When I left Ontario in early May, the snow was gone but the temperature was not reliably warm! This was true of Norwich as well, although during the last week of May there were days when I was able to sit in my shed in the garden, wearing a short sleeved shirt, with the door open. It is actually surprisingly close and humid sometimes in this part of England. In a month the tennis at Wimbledon will begin. In order to meet traditions there should be strawberries available by then. The plants outside my door are in flower, so I will be able to watch the berries develop and ripen.
When I am here the dog comes and invites me to kick tennis balls across the lawn for her every few hours. This is a good way of giving her exercise. The other options are to drive to the forest, which takes time, or walk along hot and boring pavements. She is elderly now so she gives up the game before I do. Her sign that she has had enough is to go the side of the garden, have a drink, and then slink off behind the garage. She is getting deaf and a little short sighted. This means towards the end of the game, it is not so much ‘kicking balls for the dog’ but ‘kicking balls to the dog’.

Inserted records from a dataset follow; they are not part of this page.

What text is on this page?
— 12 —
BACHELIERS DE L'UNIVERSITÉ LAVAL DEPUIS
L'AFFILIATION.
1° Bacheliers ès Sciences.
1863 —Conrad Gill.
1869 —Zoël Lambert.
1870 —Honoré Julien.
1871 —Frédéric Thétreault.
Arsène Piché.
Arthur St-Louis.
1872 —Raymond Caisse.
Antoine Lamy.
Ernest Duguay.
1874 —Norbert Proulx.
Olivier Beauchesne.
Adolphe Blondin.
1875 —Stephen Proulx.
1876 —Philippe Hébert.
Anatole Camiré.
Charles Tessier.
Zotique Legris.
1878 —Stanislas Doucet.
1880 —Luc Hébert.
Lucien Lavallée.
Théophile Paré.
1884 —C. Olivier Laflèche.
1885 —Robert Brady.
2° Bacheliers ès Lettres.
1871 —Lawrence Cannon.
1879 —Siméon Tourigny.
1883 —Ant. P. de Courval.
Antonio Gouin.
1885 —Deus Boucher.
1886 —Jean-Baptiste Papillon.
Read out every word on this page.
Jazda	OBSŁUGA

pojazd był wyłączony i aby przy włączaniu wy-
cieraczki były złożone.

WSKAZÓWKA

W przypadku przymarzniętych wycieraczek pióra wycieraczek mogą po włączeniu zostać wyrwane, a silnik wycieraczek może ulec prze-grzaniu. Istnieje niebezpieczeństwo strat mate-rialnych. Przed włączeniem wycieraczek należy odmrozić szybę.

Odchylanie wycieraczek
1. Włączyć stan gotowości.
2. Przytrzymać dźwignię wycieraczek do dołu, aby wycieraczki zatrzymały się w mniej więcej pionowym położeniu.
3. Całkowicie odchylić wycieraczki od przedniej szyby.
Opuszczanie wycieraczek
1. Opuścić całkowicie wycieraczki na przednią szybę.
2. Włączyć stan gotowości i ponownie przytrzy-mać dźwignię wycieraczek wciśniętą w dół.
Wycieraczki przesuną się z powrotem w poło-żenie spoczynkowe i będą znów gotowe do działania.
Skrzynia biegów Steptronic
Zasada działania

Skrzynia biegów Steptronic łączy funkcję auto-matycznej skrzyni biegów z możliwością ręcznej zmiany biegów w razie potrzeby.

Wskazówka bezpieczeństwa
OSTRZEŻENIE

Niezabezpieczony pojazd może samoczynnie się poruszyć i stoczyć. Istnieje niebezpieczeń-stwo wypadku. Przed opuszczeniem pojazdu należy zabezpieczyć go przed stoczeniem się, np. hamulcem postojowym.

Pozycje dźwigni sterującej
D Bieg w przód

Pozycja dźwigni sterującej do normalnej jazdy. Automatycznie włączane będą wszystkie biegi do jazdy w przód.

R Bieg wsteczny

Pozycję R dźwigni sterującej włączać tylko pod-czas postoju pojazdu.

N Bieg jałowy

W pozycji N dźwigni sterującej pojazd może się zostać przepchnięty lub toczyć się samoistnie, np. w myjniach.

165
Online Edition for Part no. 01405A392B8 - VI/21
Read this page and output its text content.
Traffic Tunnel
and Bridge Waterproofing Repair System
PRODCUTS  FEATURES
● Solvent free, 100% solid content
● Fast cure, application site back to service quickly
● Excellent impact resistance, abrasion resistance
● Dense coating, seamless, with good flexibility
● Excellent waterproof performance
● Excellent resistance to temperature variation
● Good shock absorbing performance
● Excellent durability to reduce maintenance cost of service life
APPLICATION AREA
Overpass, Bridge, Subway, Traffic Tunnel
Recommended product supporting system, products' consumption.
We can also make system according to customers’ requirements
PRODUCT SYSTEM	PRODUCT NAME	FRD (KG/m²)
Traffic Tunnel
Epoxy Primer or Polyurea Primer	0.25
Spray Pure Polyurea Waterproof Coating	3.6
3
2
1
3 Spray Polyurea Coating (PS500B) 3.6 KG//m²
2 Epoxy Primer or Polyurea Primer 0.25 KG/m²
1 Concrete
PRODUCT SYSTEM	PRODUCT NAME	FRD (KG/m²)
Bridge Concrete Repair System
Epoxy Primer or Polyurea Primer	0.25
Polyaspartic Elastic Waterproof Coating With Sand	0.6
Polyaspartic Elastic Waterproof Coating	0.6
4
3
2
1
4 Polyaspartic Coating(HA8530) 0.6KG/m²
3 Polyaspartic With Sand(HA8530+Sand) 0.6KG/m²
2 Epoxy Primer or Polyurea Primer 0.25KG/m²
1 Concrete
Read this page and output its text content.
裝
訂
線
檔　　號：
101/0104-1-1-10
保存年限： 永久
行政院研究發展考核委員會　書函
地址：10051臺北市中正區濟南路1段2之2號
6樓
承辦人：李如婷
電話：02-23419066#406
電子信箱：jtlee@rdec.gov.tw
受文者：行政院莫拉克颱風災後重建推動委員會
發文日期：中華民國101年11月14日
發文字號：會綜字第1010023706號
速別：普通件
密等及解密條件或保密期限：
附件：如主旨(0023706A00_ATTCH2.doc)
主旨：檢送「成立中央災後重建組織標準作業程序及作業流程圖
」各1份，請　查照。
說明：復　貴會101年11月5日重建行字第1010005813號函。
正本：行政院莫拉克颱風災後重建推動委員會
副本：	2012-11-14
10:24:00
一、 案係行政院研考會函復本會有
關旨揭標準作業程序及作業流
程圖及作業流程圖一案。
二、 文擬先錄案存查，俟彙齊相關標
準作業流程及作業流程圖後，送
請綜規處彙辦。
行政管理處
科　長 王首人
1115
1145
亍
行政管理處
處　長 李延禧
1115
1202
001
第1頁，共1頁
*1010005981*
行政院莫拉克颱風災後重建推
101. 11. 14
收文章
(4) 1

The garden is a riot of colour. I don’t know very many of the plants, which is a pity, but the flowers are amazing and the plantings effective. The birds are singing their hearts out. When we first moved into the house the garden was quite barren, and there certainly was not the birdlife there is now. There are open containers of water placed strategically under various bushes for birds and insects. One was teeming with tadpoles. We have purposefully left ‘wild’ areas, and this is where the frogs hide out, so it is good to see the next generation in the making. A few evenings ago I went out after a heavy rain shower and saw two rather large frogs. Their visibility was due to a combination of the rain and the fact the light outside my office was on and attracting insects, a buffet.